The FSA’s stance is “very positive for Danish covered bonds” and gives the banking industry some respite from having to compete for Danish government bonds, Jens Peter Soerensen, chief bond analyst at Danske Bank A/S (DANSKE) in Copenhagen, said today.
“This is the first time that I see the FSA show such strong support,” Soerensen said. “They’ve been pro the banks on this issue and have worked with them, but I haven’t seen them so outspoken.”
“Banks won’t be forced to buy Danish government bonds in the front end as much as we had expected,” he said. “It gives us more flexibility.”
The EBA will conduct a “deep” study of Basel liquidity rules, Michel Barnier, the EU’s financial services chief, said today in a speech in Brussels. The EU said Dec. 3 it was joining the U.S. in missing a Jan. 1 deadline to begin phasing in requirements.
What constitutes a liquid asset “is still undecided and will be so until 2014, we expect,” Madsen said. The FSA is assuming the outcome will fall in Denmark’s favor, he said.
The regulator wants banks to report their liquidity ratios “mainly to see how prepared they are and if they face a challenge,” Madsen said. “Is it a big challenge, is it a small challenge, for the banks to come up with the liquidity?”
Benchmark Danish mortgage bonds are, on average, as liquid as the nation’s AAA rated government bonds, even in periods of market stress, the central bank said in a Nov. 22 working paper. The study confirmed a 2010 finding. The bonds may become more popular as issuers grow more profitable.
Nykredit A/S, Denmark’s largest mortgage lender and Europe’s biggest issuer of covered bonds backed by home loans, won court approval today to raise margins on loans, ending at least three years of legal wrangling. Danish competition authorities had capped increases, citing the lender’s market dominance after its 2003 acquisition of Totalkredit A/S.

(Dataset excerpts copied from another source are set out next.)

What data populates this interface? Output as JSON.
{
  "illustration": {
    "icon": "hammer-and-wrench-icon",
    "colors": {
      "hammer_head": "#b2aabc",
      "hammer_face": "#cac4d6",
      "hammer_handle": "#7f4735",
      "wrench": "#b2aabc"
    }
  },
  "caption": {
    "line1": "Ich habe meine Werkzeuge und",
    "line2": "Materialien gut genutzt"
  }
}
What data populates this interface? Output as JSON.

Demand for Denmark’s mortgage bonds has soared since the global financial crisis erupted, and gained momentum as Europe’s sovereign debt turmoil drove investors out of euro-denominated assets. Even the nation’s burst housing bubble, which has sent property prices down about 25 since a 2007 peak, hasn’t curbed interest. The number of foreclosures rose 8 percent in November to 455, the statistics office said today.

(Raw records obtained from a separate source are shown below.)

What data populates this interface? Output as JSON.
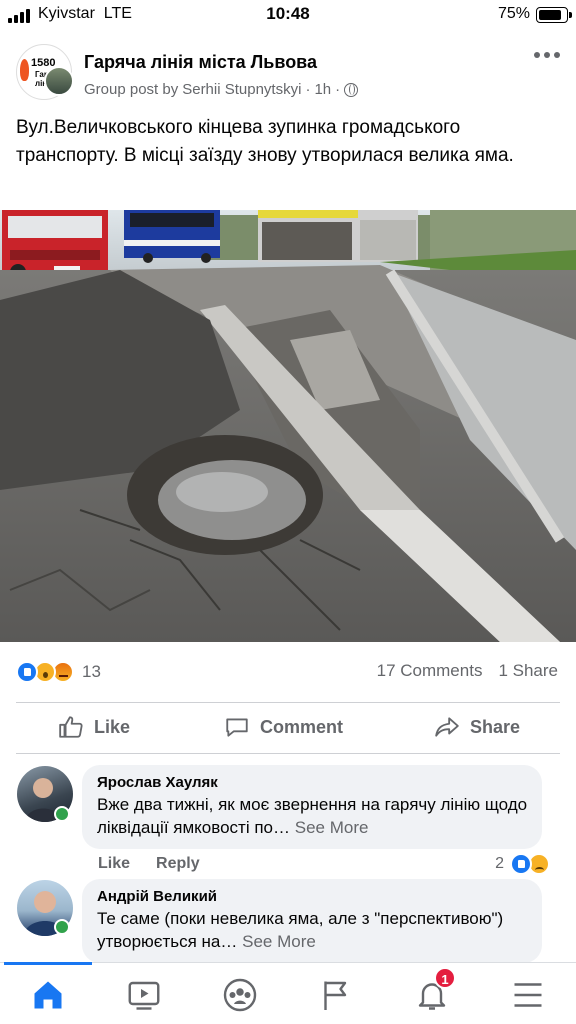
{
  "status_bar": {
    "carrier": "Kyivstar",
    "network": "LTE",
    "time": "10:48",
    "battery": "75%",
    "battery_level": 0.75
  },
  "post": {
    "group_name": "Гаряча лінія міста Львова",
    "group_avatar_text": [
      "1580",
      "Гаряча",
      "лінія"
    ],
    "meta_prefix": "Group post by",
    "author": "Serhii Stupnytskyi",
    "time_ago": "1h",
    "separator": "·",
    "text": "Вул.Величковського кінцева зупинка громадського транспорту. В місці заїзду знову утворилася велика яма.",
    "reaction_count": "13",
    "comments_count": "17 Comments",
    "shares_count": "1 Share"
  },
  "actions": {
    "like": "Like",
    "comment": "Comment",
    "share": "Share"
  },
  "comments": [
    {
      "name": "Ярослав Хауляк",
      "text": "Вже два тижні, як моє звернення на гарячу лінію щодо ліквідації ямковості по…",
      "see_more": "See More",
      "like_label": "Like",
      "reply_label": "Reply",
      "reaction_count": "2"
    },
    {
      "name": "Андрій Великий",
      "text": "Те саме (поки невелика яма, але з \"перспективою\") утворюється на…",
      "see_more": "See More"
    }
  ],
  "nav": {
    "notifications_badge": "1"
  },
  "colors": {
    "accent": "#1877f2",
    "secondary_text": "#65676b",
    "bubble_bg": "#f0f2f5",
    "badge": "#e41e3f",
    "online": "#31a24c"
  }
}
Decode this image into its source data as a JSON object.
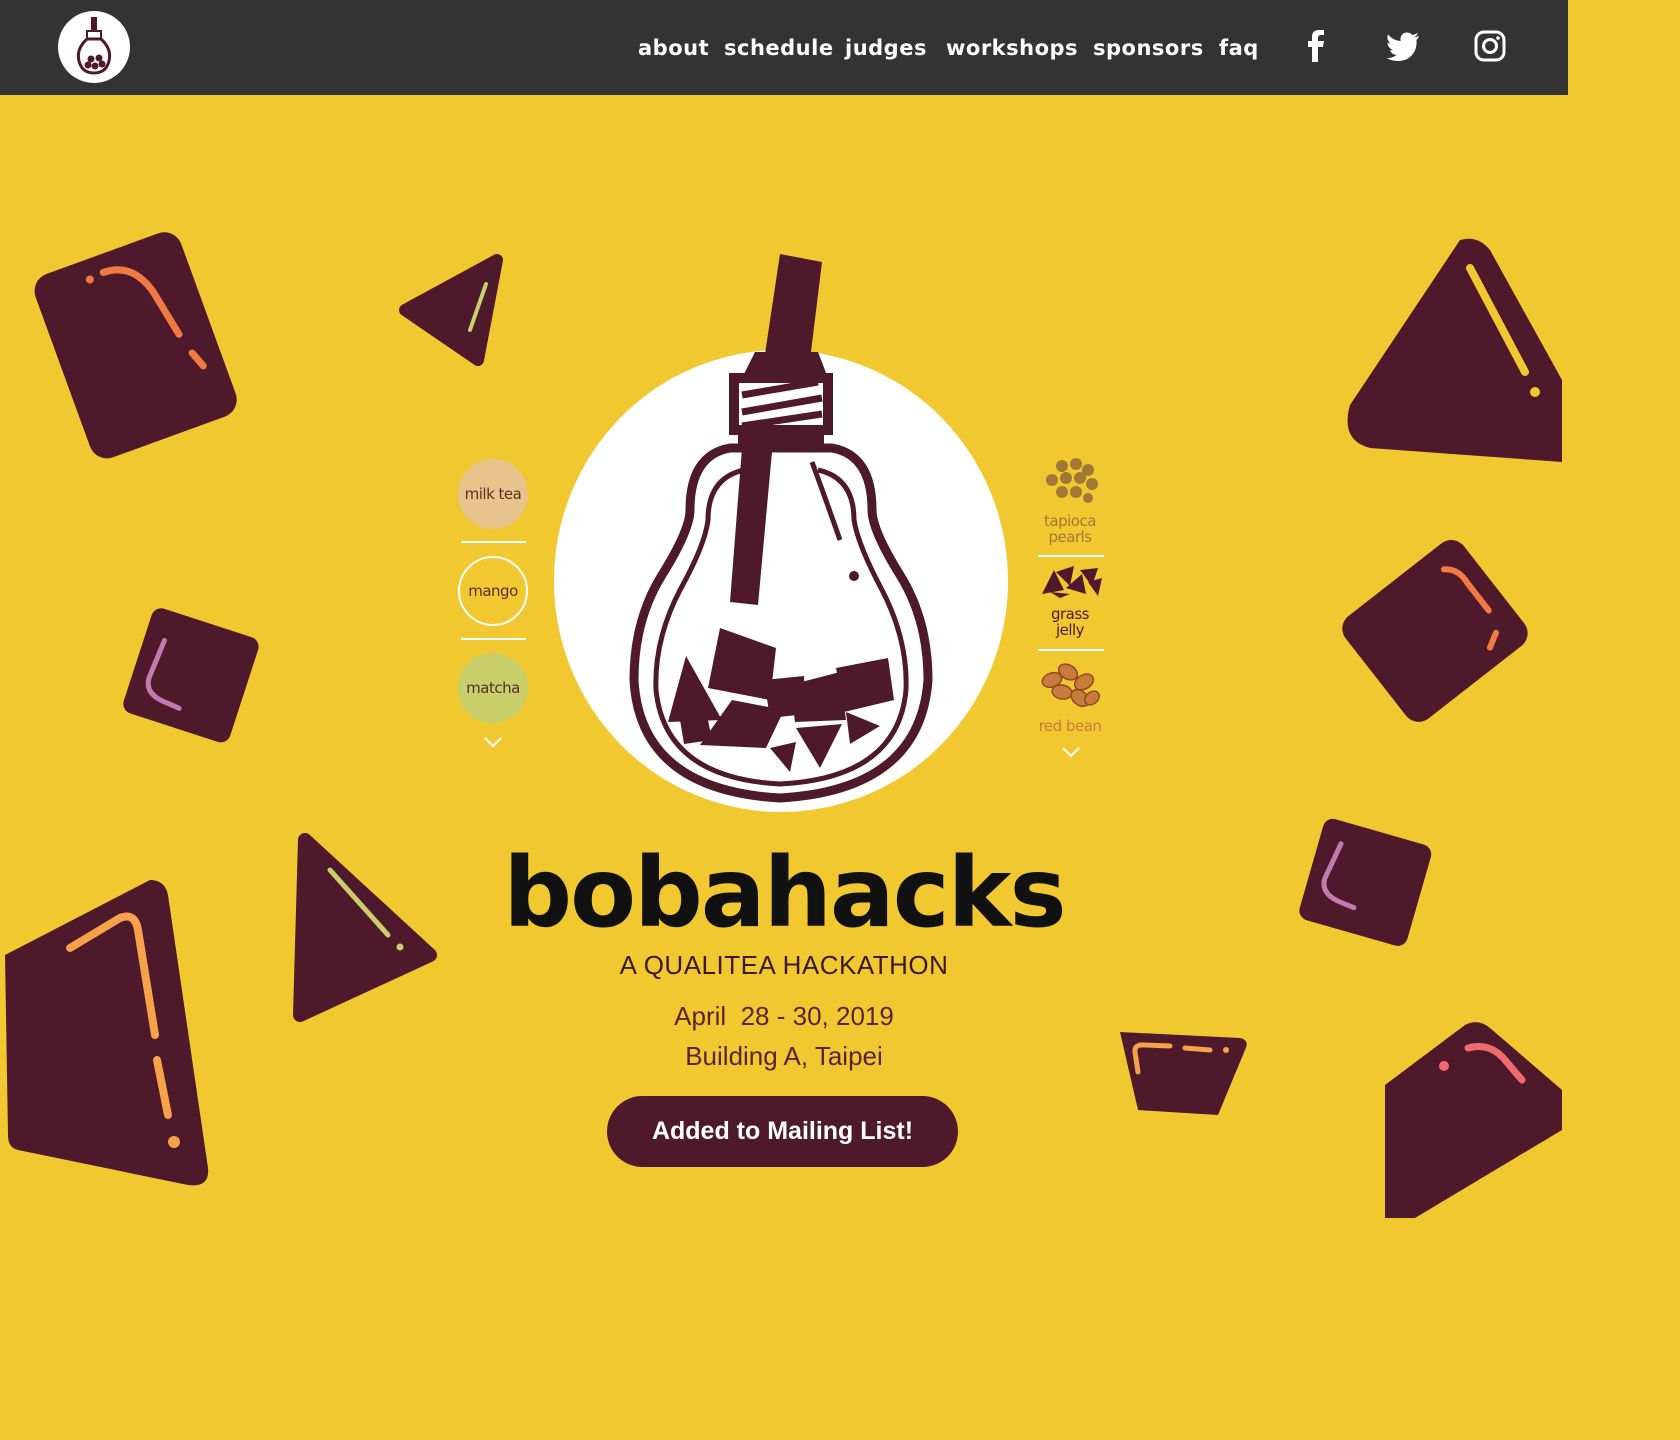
{
  "nav": {
    "logo_alt": "bobahacks logo",
    "links": [
      "about",
      "schedule",
      "judges",
      "workshops",
      "sponsors",
      "faq"
    ],
    "social": [
      "facebook-icon",
      "twitter-icon",
      "instagram-icon"
    ]
  },
  "flavors": {
    "items": [
      {
        "label": "milk tea",
        "color": "#E8C48D"
      },
      {
        "label": "mango",
        "color": "transparent"
      },
      {
        "label": "matcha",
        "color": "#C7CE6A"
      }
    ]
  },
  "toppings": {
    "items": [
      {
        "label": "tapioca\npearls",
        "color": "#A07A35"
      },
      {
        "label": "grass\njelly",
        "color": "#4E1A2B"
      },
      {
        "label": "red bean",
        "color": "#C97B3E"
      }
    ]
  },
  "hero": {
    "title": "bobahacks",
    "subtitle": "A QUALITEA HACKATHON",
    "date": "April  28 - 30, 2019",
    "location": "Building A, Taipei",
    "cta": "Added to Mailing List!"
  },
  "colors": {
    "background": "#F2C831",
    "nav": "#333333",
    "brand": "#4E1A2B"
  }
}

Yet the Nykredit index of Denmark’s most traded mortgage bonds continues to set new records, and reached its highest level this week since its creation in 1993.

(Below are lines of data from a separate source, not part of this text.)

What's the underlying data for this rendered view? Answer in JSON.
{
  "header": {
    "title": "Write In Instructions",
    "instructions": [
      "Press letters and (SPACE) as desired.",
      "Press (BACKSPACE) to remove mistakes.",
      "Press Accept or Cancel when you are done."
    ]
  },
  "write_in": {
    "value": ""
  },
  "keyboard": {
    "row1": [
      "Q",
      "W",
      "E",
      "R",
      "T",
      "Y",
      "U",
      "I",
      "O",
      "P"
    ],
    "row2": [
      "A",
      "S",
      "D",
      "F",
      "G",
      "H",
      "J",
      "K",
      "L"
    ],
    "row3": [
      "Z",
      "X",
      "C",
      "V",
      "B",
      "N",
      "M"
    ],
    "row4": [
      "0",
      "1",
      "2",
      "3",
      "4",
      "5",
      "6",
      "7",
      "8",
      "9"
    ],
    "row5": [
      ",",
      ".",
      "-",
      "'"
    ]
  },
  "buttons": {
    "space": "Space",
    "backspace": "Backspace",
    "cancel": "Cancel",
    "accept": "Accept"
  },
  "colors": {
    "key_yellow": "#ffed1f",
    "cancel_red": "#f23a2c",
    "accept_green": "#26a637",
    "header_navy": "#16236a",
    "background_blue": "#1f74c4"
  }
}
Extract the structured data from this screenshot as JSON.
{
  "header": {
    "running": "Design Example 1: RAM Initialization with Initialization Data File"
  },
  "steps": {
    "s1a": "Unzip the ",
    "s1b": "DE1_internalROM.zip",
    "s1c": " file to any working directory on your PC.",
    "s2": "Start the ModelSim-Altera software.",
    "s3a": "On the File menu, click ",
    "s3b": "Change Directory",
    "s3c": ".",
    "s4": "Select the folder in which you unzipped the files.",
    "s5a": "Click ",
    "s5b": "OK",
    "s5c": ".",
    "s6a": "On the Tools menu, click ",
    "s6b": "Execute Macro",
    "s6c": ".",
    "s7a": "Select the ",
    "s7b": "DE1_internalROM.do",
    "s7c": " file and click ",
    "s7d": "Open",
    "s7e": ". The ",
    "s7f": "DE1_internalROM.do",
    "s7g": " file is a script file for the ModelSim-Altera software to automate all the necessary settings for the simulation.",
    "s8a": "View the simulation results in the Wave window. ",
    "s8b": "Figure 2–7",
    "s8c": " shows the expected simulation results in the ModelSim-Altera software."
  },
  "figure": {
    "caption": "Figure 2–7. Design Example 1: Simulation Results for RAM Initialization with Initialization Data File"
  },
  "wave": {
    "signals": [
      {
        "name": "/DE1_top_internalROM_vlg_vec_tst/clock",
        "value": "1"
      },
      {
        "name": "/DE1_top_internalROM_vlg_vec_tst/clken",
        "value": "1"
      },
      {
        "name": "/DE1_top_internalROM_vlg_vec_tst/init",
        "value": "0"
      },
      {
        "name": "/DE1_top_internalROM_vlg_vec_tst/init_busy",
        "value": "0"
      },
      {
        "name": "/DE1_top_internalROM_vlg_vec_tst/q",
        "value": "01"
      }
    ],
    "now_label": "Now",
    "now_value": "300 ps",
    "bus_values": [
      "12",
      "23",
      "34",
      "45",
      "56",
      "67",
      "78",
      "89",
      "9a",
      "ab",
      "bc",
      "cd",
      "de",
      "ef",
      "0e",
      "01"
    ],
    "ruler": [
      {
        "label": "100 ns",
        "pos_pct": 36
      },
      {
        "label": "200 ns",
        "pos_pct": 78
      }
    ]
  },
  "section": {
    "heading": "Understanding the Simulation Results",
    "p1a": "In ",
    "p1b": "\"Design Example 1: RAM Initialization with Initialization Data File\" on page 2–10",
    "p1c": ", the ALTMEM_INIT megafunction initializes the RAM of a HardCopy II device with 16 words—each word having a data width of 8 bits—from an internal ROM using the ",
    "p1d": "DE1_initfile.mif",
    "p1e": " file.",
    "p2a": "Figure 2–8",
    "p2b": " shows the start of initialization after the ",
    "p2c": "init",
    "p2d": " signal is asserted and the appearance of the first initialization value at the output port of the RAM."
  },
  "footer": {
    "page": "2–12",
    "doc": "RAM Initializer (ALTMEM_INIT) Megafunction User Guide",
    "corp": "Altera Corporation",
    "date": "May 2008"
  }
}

Denmark’s largest banks enjoy “good” liquidity as capital markets start to function again, the central bank said in an October report. Most small and medium-sized lenders are also in a better state following an influx of deposits and cuts in lending, the bank said, citing the results of its stress tests.
Lenders still have to “adapt to the coming pan-European liquidity regulation,” Copenhagen-based Nationalbanken said.
Denmark requires lenders to hold enough liquid assets to cover at least 10 percent of their total debt and guarantees, or 15 percent of their short-term debt exposures. From the end of this year, the FSA is also telling banks to have excess liquidity of 50 percent after meeting the legal requirement, or risk possible sanctions.
The Danish FSA has required the country’s five largest lenders, including Danske Bank, Nykredit and Nordea Bank AB, to report their liquidity coverage ratios and net stable funding ratios since September 2011, Madsen said.
The practice will continue even as prospects fade for the new global rules for liquidity and capital to be phased in at the beginning of next year, he said.
The European Union will join the U.S. in missing a Jan. 1 deadline to implement the Basel recommendations amid disagreements over banker bonuses, leverage limits and liquidity ratios. Michel Barnier, the European Union’s financial services chief, said Dec. 4 an accord may be reached next week so the law can take effect “as soon as possible” next year.
“It would be good for Europe if we had an agreement and the rules could come into force,” Madsen said. “We have been discussing this a long time, and it would be good to have it finalized.”